When it comes to research on microplastics, some doctors and scientists see concerning evidence of health risks to people, while others question what the science is really showing.
Now, a work group at the National Academies of Sciences, Engineering and Medicine is taking a hard look at what we know — and don't know — about health risks to people from environmental exposure to microplastics.
The panel plans to produce a series of short, peer-reviewed summaries of its work.
On an April 10 NASEM webinar, some experts called for stepped up regulation, treating chemicals used in making plastics with the same tighter scientific review given to chemicals used in pharmaceuticals.
Philip Landrigan, a pediatrician and director of the Program for Global Public Health and the Common Good at Boston College, said that while there are gaps in the research and results from different studies are not standardized, there's enough information to be very concerned.
Microplastics, he said, have been detected in "basically any organ in which it's been sought."
As one example, he pointed to a 2024 New England Journal of Medicine study that found heart patients with microplastics in arteries had a 4.5-fold increase in heart attacks, stroke or death over three years compared with patients without such microplastics.
He noted a study that linked microplastics to aggregation of proteins linked to Parkinson's disease, as well as other research connecting plastics to health problems.
"Microplastics have been linked to gut inflammation.

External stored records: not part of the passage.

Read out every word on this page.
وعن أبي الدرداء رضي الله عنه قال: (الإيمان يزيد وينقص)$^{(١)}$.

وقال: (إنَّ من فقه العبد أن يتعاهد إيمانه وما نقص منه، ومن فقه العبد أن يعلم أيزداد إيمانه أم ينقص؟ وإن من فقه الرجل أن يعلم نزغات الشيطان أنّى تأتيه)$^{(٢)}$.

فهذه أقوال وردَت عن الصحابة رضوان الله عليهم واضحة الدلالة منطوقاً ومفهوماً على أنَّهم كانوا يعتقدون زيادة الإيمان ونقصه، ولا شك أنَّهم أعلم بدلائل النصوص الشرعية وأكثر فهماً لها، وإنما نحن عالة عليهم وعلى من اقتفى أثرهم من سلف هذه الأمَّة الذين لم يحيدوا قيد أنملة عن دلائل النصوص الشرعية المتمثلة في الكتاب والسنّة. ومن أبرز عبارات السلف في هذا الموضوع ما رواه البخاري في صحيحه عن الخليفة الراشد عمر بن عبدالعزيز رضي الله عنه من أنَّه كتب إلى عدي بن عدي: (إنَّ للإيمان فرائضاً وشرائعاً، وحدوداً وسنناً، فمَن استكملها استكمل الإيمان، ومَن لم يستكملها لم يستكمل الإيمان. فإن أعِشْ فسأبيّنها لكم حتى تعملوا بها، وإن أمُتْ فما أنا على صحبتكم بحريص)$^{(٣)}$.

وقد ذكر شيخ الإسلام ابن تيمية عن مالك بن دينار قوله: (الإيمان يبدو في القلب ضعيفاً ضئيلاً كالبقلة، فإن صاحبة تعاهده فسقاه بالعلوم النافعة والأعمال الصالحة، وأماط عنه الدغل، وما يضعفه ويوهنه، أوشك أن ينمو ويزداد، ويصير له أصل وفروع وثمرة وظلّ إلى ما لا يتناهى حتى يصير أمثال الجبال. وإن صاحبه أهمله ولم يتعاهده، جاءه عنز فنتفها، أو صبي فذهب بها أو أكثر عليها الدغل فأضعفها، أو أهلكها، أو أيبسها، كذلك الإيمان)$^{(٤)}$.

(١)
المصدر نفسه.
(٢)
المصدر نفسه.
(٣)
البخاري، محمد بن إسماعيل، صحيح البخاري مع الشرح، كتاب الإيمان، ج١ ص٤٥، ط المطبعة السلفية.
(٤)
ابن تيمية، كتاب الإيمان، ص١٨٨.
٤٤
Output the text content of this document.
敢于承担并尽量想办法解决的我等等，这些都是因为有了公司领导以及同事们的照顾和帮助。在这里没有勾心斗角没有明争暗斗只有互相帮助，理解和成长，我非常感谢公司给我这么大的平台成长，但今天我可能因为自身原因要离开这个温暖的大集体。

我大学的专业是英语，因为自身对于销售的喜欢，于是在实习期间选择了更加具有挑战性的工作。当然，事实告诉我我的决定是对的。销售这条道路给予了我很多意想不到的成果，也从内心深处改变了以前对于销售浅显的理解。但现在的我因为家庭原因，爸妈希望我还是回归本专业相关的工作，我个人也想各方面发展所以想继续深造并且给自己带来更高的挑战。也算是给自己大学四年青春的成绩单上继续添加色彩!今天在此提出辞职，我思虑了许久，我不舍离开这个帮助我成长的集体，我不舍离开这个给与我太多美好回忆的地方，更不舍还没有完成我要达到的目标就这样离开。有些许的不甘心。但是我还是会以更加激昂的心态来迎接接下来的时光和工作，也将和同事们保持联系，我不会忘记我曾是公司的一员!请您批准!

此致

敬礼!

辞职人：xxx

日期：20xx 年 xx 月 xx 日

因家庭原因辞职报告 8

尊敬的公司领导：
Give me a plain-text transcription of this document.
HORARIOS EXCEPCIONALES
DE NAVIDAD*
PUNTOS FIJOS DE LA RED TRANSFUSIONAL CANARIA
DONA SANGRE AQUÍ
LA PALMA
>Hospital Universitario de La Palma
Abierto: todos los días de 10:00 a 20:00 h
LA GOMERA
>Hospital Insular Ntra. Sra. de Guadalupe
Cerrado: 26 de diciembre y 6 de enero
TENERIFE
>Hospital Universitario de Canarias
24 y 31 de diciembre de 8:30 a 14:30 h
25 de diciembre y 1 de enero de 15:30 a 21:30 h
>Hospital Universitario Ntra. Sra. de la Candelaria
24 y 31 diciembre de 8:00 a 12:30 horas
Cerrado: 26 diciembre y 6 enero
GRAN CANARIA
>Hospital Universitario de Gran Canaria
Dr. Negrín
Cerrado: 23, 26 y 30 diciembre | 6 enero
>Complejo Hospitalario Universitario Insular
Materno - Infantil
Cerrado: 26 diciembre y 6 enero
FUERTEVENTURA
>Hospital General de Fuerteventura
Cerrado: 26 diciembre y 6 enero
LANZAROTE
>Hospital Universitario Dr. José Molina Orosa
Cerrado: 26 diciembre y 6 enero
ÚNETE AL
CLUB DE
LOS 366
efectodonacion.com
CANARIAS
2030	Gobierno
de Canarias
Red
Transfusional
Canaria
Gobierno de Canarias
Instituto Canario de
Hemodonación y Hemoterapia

They're linked to preterm birth by way of placental accumulation," Landrigan said. "They've been found in the testis.
"These are early data, they're mostly small sample sizes, the methods are not yet standardized," he said. "But all that said, these data can't be ignored. We can't just say, oh, the methods are imperfect or the data don't count."
Landrigan urged the NASEM group to support a pharmaceutical-style regulatory system for chemicals in plastics, requiring much more evidence that chemicals are safe before they're allowed on the market.
"I would argue, as a physician who cares for children, that we need a similar regulatory regime for chemicals in general and chemicals that go into plastic," Landrigan said. "There's no rational basis for strictly regulating chemicals that go into children in the form of a pill and not equally strictly regulating chemicals that go into children because they come from a toy or a baby bottle."
Landrigan also called for a global cap on plastic production, a point being debated in the United Nations plastics treaty, to limit impacts from "reckless" growth in production.